THE Progressive Teachers Union of Zimbabwe (PTUZ) has said the recently proposed five-fold fees hike would deprive teachers’ children of the right to education as the educators were earning slave wages.

Boarding schools (church and government-run) have proposed an over 500% increase in levy and tuition fees.

PTUZ president Takavafira Zhou on Sunday said teachers and parents should revolt against the huge fees hike.

“The school curtain came to a closure just last week with teachers struggling to keep their heads above water because of government starvation wages ranging from $700 to $810, inclusive of transport and housing allowances,” Zhou said, demanding that salaries be indexed to the interbank rate.
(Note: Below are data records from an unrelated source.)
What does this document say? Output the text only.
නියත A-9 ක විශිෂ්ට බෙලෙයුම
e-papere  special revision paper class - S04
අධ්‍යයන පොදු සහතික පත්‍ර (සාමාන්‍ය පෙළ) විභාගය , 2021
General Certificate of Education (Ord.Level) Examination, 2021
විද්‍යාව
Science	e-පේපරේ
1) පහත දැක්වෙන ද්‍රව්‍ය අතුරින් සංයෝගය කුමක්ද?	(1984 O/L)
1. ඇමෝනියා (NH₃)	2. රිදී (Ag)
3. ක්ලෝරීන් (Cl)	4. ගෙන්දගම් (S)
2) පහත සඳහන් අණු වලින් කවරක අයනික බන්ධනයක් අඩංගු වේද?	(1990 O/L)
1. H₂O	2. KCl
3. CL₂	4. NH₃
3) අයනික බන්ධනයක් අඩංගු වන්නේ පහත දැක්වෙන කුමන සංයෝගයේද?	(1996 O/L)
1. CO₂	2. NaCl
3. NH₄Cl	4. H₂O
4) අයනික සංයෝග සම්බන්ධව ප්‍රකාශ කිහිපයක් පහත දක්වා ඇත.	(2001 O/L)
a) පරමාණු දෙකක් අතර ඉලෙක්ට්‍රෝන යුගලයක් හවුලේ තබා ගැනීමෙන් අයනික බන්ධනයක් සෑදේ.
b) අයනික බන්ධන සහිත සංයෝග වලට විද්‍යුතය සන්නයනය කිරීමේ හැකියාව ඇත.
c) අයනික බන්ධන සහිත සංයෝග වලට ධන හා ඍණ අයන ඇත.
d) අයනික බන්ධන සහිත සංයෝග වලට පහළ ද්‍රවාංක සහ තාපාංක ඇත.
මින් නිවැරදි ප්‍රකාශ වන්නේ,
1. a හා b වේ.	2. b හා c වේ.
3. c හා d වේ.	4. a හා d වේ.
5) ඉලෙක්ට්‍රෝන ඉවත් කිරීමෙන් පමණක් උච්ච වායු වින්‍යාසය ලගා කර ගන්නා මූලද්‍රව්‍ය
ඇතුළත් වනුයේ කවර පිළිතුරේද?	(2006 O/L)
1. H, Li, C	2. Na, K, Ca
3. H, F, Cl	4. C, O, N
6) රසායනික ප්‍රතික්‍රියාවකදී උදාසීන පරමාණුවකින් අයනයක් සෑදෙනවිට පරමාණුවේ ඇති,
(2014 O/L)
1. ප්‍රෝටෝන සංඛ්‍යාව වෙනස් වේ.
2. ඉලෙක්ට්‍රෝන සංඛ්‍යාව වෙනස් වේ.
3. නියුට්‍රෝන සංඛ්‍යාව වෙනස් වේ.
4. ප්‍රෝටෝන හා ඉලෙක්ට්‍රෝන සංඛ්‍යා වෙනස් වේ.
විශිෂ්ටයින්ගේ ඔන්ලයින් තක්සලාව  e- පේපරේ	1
“In a further assault on teachers’ and other parents’ pockets, boarding schools have increased levy and school fees by more than 500%.”

Zhou said while some boarding schools such as Lutheran-run (Msume, Mnene, Manama, Masase and Chegato etc) were charging relatively reasonable fees between $3 000 and $3 500 for 2020, other high schools such as St Patrick’s, St Dominic’s Chishawasha, Gokomere, Anderson, Chibi, Mzingwane, Silveria, Regina Mundi, Hama, Plumtree and Kutama had increased fees to more than $10 000.

“While we sympathise with schools’ operational environment, care must be taken to ensure that they must never fleece poor parents in order to support their stupendous, extravagant and irresponsible expenditures. Worse still, schools have abandoned the normal procedure of engaging parents and ensuring that 51% of parents with children at a school accede to fees increase.”

“Education is a right and not a privilege and must be made accessible and affordable by the State,” he said.

“We need to mobilise a class of the majority poor Zimbabweans against the irresponsible primitive accumulation by economic bandits masquerading as leaders (be it of countries or schools).

“We urge teachers, students and parents to prepare for a deliberate war in case government reneges on its responsibility to protect the majority poor.”